GAAT u eens met me mee op een tocht naar een gebied in Zuid-Afrika dat Noorsveld heet. Dit semi-aride gebied ontleent zijn naam aan de doornige vetplanten die hier in overvloed voorkomen en die men noorsen of euphorbia’s noemt. Zoals te zien is op bijgaande foto fokken de boeren in dit gebied vee, zoals deze angorageiten, die gewaardeerd worden om hun witte vacht die mohair wordt genoemd. De wol hiervan wordt verwerkt tot een fijne maar sterke stof die voor uiteenlopende dingen wordt gebruikt, van modieuze kleding tot tapijten. Maar hoe kunnen deze dieren overleven in een streek waar het vaak zo droog is?

De noorsbosjes waar u de geiten tussendoor ziet lopen, zijn voor de dieren belangrijk om te overleven. Deze noors, de Euphorbia coerulescens, levert ruim 40 procent van het wintervoedsel voor de geiten. Ze moeten wel oppassen dat ze zich tijdens het knabbelen tussen de venijnige doorns niet verwonden; als ze eenmaal weten hoe ze met hun hoorns de doorns eraf moeten stoten, wordt het makkelijker.

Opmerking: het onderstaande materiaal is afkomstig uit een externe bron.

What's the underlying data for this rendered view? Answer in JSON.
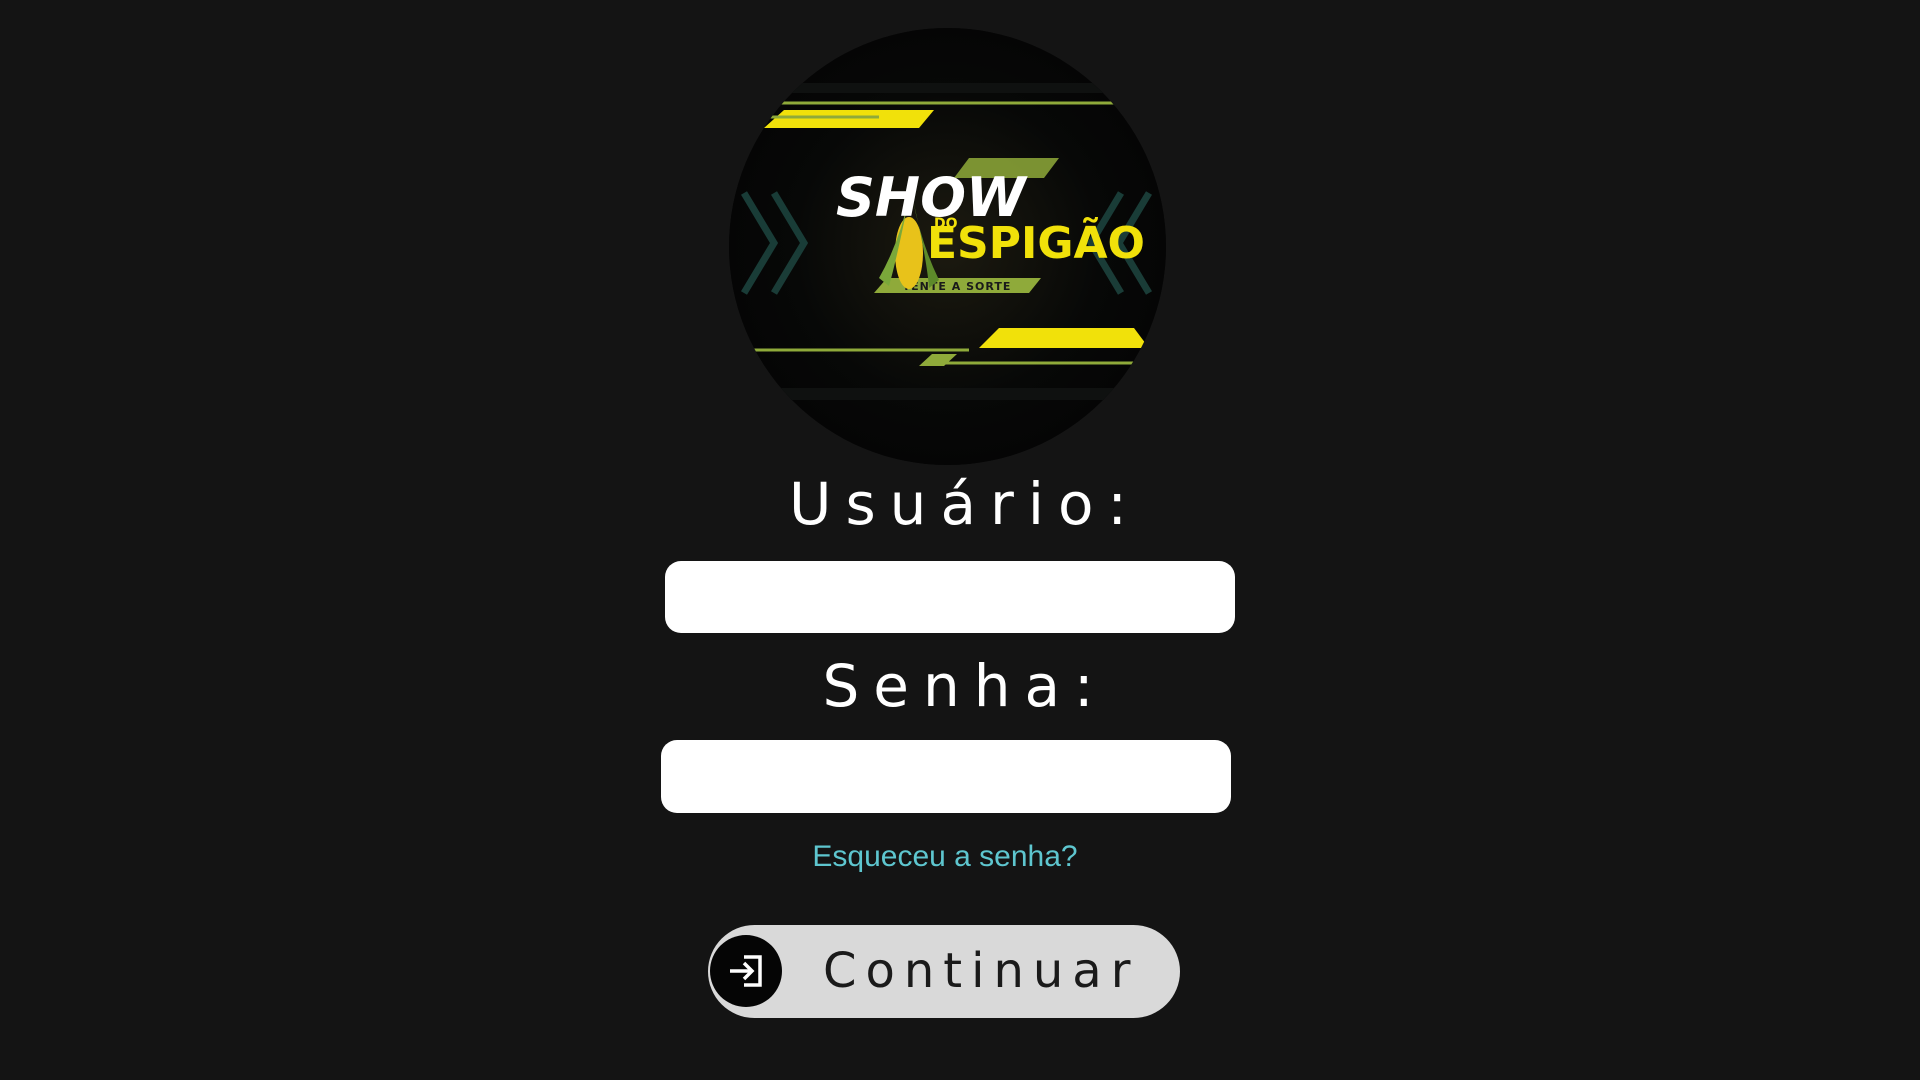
{
  "logo": {
    "title_line1": "SHOW",
    "title_small": "DO",
    "title_line2": "ESPIGÃO",
    "tagline": "TENTE A SORTE"
  },
  "form": {
    "username_label": "Usuário:",
    "username_value": "",
    "password_label": "Senha:",
    "password_value": "",
    "forgot_password": "Esqueceu a senha?",
    "continue_label": "Continuar"
  },
  "icons": {
    "continue_icon": "login-arrow-icon"
  },
  "colors": {
    "background": "#141414",
    "link": "#5ec6cf",
    "button": "#d9d9d9",
    "logo_yellow": "#f1e10a",
    "logo_green": "#8faa3a"
  }
}
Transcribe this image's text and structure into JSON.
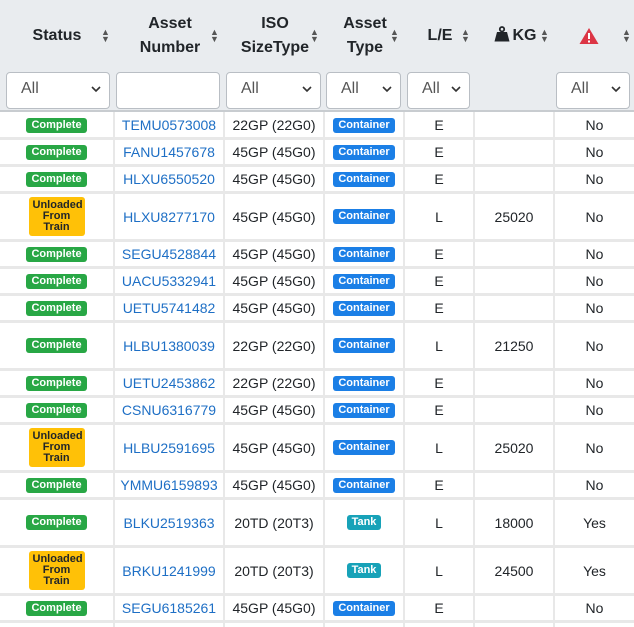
{
  "header": {
    "status": "Status",
    "asset_number_line1": "Asset",
    "asset_number_line2": "Number",
    "iso_line1": "ISO",
    "iso_line2": "SizeType",
    "asset_type_line1": "Asset",
    "asset_type_line2": "Type",
    "le": "L/E",
    "kg": "KG",
    "hazard_icon": "warning-triangle-icon",
    "weight_icon": "weight-icon"
  },
  "filters": {
    "status": "All",
    "asset_number": "",
    "iso": "All",
    "asset_type": "All",
    "le": "All",
    "hazard": "All"
  },
  "rows": [
    {
      "status": "Complete",
      "asset": "TEMU0573008",
      "iso": "22GP (22G0)",
      "type": "Container",
      "le": "E",
      "kg": "",
      "haz": "No"
    },
    {
      "status": "Complete",
      "asset": "FANU1457678",
      "iso": "45GP (45G0)",
      "type": "Container",
      "le": "E",
      "kg": "",
      "haz": "No"
    },
    {
      "status": "Complete",
      "asset": "HLXU6550520",
      "iso": "45GP (45G0)",
      "type": "Container",
      "le": "E",
      "kg": "",
      "haz": "No"
    },
    {
      "status": "Unloaded From Train",
      "asset": "HLXU8277170",
      "iso": "45GP (45G0)",
      "type": "Container",
      "le": "L",
      "kg": "25020",
      "haz": "No"
    },
    {
      "status": "Complete",
      "asset": "SEGU4528844",
      "iso": "45GP (45G0)",
      "type": "Container",
      "le": "E",
      "kg": "",
      "haz": "No"
    },
    {
      "status": "Complete",
      "asset": "UACU5332941",
      "iso": "45GP (45G0)",
      "type": "Container",
      "le": "E",
      "kg": "",
      "haz": "No"
    },
    {
      "status": "Complete",
      "asset": "UETU5741482",
      "iso": "45GP (45G0)",
      "type": "Container",
      "le": "E",
      "kg": "",
      "haz": "No"
    },
    {
      "status": "Complete",
      "asset": "HLBU1380039",
      "iso": "22GP (22G0)",
      "type": "Container",
      "le": "L",
      "kg": "21250",
      "haz": "No"
    },
    {
      "status": "Complete",
      "asset": "UETU2453862",
      "iso": "22GP (22G0)",
      "type": "Container",
      "le": "E",
      "kg": "",
      "haz": "No"
    },
    {
      "status": "Complete",
      "asset": "CSNU6316779",
      "iso": "45GP (45G0)",
      "type": "Container",
      "le": "E",
      "kg": "",
      "haz": "No"
    },
    {
      "status": "Unloaded From Train",
      "asset": "HLBU2591695",
      "iso": "45GP (45G0)",
      "type": "Container",
      "le": "L",
      "kg": "25020",
      "haz": "No"
    },
    {
      "status": "Complete",
      "asset": "YMMU6159893",
      "iso": "45GP (45G0)",
      "type": "Container",
      "le": "E",
      "kg": "",
      "haz": "No"
    },
    {
      "status": "Complete",
      "asset": "BLKU2519363",
      "iso": "20TD (20T3)",
      "type": "Tank",
      "le": "L",
      "kg": "18000",
      "haz": "Yes"
    },
    {
      "status": "Unloaded From Train",
      "asset": "BRKU1241999",
      "iso": "20TD (20T3)",
      "type": "Tank",
      "le": "L",
      "kg": "24500",
      "haz": "Yes"
    },
    {
      "status": "Complete",
      "asset": "SEGU6185261",
      "iso": "45GP (45G0)",
      "type": "Container",
      "le": "E",
      "kg": "",
      "haz": "No"
    }
  ],
  "colors": {
    "complete": "#28a745",
    "unloaded": "#ffc107",
    "container": "#1b7fe6",
    "tank": "#17a2b8",
    "hazard": "#dc3545",
    "link": "#1e6fc5"
  }
}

Als er flink wat regen is gevallen, vreten de geiten de planten die rond de noorsbosjes groeien. Maar ook dit is gevaarlijk. In zijn boek over het Noorsveld schrijft de boer Jurgen Currie: „Als een angorageit met haar grappige strengen krulhaar het waagt aan de zachte planten te knabbelen die onder en tussen de noorsen groeien, kan ze vast komen te zitten in de doorns.” Dat kan de dood tot gevolg hebben. „Als de zomerzon op haar felst is, houdt zo’n geit het niet langer dan twee uur vol”, legt hij uit.

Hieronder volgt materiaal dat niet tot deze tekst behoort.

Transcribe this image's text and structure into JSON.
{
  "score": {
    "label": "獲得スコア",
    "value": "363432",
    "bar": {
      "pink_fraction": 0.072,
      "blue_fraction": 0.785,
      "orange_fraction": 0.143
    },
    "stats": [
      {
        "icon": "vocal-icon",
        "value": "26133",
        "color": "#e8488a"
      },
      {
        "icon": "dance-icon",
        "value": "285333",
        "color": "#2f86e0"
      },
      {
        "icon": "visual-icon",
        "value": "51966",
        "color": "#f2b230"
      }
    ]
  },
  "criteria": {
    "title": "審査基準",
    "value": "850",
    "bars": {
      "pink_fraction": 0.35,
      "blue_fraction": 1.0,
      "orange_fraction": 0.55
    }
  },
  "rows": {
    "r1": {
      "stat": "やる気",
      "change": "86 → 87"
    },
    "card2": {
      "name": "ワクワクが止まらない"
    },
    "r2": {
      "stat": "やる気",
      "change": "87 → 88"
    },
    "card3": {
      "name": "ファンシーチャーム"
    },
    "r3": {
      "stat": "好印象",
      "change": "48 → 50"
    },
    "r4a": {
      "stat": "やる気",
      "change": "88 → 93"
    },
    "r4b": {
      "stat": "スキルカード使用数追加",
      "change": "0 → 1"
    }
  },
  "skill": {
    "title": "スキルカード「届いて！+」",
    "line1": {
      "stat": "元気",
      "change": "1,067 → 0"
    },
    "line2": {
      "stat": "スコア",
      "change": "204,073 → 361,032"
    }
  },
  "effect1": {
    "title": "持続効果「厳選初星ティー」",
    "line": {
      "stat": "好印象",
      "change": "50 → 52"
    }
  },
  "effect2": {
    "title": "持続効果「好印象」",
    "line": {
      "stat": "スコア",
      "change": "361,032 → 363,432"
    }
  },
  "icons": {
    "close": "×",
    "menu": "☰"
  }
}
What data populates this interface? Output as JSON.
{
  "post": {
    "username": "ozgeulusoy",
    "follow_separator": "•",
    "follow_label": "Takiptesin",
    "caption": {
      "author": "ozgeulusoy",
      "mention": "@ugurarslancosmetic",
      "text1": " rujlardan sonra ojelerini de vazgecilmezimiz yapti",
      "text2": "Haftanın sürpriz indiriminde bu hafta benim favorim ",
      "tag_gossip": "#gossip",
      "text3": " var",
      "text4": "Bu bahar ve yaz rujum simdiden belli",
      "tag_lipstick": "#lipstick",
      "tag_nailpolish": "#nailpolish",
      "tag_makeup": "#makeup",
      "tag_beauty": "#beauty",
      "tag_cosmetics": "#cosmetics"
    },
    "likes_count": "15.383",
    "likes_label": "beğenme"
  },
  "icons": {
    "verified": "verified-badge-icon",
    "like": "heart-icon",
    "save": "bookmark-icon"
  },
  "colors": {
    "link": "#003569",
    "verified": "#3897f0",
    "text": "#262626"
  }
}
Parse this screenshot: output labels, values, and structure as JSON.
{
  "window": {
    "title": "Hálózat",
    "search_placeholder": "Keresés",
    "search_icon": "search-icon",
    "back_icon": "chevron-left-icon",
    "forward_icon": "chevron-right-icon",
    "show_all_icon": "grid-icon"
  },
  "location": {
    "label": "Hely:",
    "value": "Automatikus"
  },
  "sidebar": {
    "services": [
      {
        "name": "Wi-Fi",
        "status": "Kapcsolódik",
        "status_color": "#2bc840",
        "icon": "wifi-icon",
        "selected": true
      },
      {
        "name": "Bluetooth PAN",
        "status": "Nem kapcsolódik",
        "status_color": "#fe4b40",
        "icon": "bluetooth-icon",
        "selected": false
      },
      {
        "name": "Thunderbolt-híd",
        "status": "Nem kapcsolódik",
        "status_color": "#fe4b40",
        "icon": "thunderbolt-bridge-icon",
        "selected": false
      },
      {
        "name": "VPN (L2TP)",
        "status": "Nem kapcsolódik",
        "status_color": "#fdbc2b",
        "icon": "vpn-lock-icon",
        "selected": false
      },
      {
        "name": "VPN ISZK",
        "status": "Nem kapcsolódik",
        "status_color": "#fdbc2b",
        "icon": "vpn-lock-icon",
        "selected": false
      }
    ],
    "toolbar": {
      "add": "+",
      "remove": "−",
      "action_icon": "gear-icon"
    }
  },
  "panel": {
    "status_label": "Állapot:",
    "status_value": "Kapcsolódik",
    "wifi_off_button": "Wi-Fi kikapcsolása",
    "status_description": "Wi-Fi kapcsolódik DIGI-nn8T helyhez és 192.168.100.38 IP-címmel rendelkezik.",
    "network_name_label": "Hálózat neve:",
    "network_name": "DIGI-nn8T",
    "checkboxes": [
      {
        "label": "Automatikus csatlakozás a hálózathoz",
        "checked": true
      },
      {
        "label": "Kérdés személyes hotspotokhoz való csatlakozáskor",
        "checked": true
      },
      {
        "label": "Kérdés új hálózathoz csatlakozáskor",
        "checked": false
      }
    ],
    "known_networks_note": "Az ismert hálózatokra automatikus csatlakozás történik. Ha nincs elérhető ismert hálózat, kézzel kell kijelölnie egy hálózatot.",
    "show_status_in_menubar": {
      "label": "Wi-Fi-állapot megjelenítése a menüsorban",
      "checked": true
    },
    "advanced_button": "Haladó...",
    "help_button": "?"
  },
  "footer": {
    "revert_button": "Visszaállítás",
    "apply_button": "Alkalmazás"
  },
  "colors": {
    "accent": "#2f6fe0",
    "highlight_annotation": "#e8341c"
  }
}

Van tijd tot tijd wordt het Noorsveld geteisterd door hevige droogte. Dan is de noorsvegetatie van levensbelang. Met ruigterreinmaaiers rijden de boeren door de noorsvelden, waarbij de planten worden versnipperd. Die stukjes zijn voor de geiten makkelijker en veiliger te consumeren. Ook de wilde dieren doen mee aan het voedselfestijn. „In tijden van droogte”, legt Currie uit, „maken de koedoes [grote antilopen] dankbaar gebruik van dit redmiddel. Je ziet ze vaak naast de weg staan op de witte stukken grond waar de noorsen zijn versnipperd; dan heeft hun behoefte aan voeding het gewonnen van hun angst voor mensen.”

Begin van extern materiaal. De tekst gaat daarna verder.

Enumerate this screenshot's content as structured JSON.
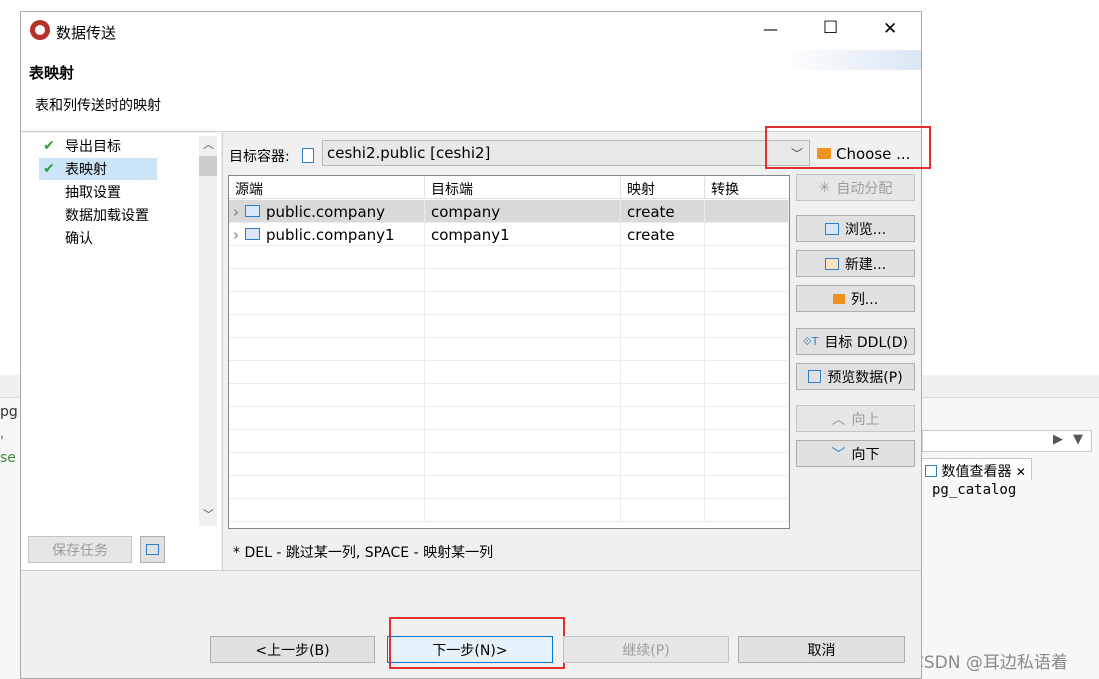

De Euphorbia ferox, een andere noorsplantensoort, is kleiner maar overdekt met zo veel gemene doorns dat de meeste dieren niet bij de eetbare stengels kunnen komen. Ook deze noorsen zijn vanwege hun droogtebestendigheid levensreddend. Als de regens uitblijven, gaan de boeren en hun arbeiders van noorsbosje naar noorsbosje om met soldeerlampen en andere middelen de doorns eraf te branden. Dat is slopend werk. „Als de doorns er eenmaal af zijn gebrand,” verklaart het boek Veld Plants of Southern Africa, „doet het vee zich enthousiast te goed aan de stengels. . . . Springbokken [een ander soort antilope] krijgen al gauw de smaak van de ’verbrande noorsen’ te pakken en worden heel tam omdat ze vaak in de nabijheid van de persoon die met de brander bezig is . . . aan het grazen zijn.”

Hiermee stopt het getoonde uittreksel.